Vegas Latapié took his leave of Juan Carlos on 6 November as if he would be seeing him the next day. He returned to Switzerland on 7 November. At Lisbon Airport, he gave Pedro Sainz Rodríguez a letter to deliver to the Prince. ‘My beloved Sire, Forgive me for not saying that I was leaving. The kiss that I gave you last night meant goodbye. I have often told you that men don’t cry and, so that you don’t see me cry, I have decided to return to Switzerland before you go to Spain. If anyone dares tell Your Highness that I have abandoned you, you must know that it is not true. They didn’t want me to continue at your side and I have no choice in the matter. When I return to Spain for good, I will visit Your Highness. Your faithful friend who loves you with all his soul asks only that you be good, that God bless you and that occasionally you pray for me. Eugenio Vegas Latapié.’109 That such an austere and inflexible character as Vegas could be moved to write such a sad and tender letter testifies to his closeness to the Prince.

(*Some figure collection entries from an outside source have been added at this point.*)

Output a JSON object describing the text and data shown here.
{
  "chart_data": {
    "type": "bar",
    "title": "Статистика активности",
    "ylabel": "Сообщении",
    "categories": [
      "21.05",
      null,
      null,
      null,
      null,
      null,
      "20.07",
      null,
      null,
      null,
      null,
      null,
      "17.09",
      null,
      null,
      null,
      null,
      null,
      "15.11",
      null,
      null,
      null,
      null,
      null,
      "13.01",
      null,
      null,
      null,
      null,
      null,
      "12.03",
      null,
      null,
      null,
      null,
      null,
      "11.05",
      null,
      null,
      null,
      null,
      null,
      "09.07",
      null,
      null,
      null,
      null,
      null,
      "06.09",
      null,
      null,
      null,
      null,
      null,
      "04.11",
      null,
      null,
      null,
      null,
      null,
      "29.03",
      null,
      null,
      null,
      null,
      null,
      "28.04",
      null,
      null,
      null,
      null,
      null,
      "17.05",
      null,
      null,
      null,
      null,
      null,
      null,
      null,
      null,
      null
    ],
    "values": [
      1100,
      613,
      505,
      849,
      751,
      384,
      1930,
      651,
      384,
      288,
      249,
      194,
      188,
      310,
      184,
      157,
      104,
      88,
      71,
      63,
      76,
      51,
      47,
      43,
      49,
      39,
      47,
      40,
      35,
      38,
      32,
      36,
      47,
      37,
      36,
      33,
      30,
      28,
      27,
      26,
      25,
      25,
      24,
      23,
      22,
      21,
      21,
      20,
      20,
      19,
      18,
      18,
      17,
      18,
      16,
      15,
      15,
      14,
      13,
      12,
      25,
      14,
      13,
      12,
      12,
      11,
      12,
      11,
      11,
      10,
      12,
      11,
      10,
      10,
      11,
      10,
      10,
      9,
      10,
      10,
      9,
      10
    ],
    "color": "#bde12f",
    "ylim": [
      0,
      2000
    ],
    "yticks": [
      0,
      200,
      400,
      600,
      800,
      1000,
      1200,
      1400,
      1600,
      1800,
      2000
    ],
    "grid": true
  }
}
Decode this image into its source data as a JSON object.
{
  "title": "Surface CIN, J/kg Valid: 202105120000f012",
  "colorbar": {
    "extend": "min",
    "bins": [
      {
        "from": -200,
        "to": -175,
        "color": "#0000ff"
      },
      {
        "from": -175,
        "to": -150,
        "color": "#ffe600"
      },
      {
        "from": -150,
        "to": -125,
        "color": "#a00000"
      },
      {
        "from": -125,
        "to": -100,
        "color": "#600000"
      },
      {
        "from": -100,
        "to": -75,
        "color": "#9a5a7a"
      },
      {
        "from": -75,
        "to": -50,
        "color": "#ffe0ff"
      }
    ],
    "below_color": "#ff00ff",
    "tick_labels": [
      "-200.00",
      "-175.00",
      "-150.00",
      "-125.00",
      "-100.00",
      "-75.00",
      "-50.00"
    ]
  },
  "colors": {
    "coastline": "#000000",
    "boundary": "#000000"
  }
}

It serves to underline that, although there were many political reasons why Juan Carlos had to be educated in Spain, the entire episode could have been handled with greater sensitivity to his emotional needs. Gil Robles wrote in his diary: ‘Vegas may have his defects – who doesn’t? – but nobody outdoes him in loyalty, firmness of purpose, unselfishness and affection for the Prince. And, despite everything, with cold indifference, they just dumped him. How serious a thing is ingratitude, above all in a King!’110

It is a telling comment on Don Juan’s attitude to what was about to happen that he did not spend the day before the journey with his son. A perplexed Gil Robles wrote in his diary: ‘he’s gone hunting as if nothing was happening.’111 In an effort to ensure that there would be no demonstrations at the main station in Lisbon, the tearful ten-year-old Juan Carlos was waved off by his tight-lipped parents as he joined the Lusitania overnight express on the evening of 8 November at En troncamento, a railway junction far to the north of the capital. If there was one thing that might have diminished a ten-year-old boy’s sadness at having to leave his parents it was the possibility of a spell driving a train. However, that pleasure was monopolized by a grandee, the Duque de Zaragoza, decked out in blue overalls. For his journey into the unknown, the young Prince was accompanied by two sombre adults, the Duque de Sotomayor, as head of the royal household, and Juan Luis Roca de Togores, the Vizconde de Rocamora, as mayordomo.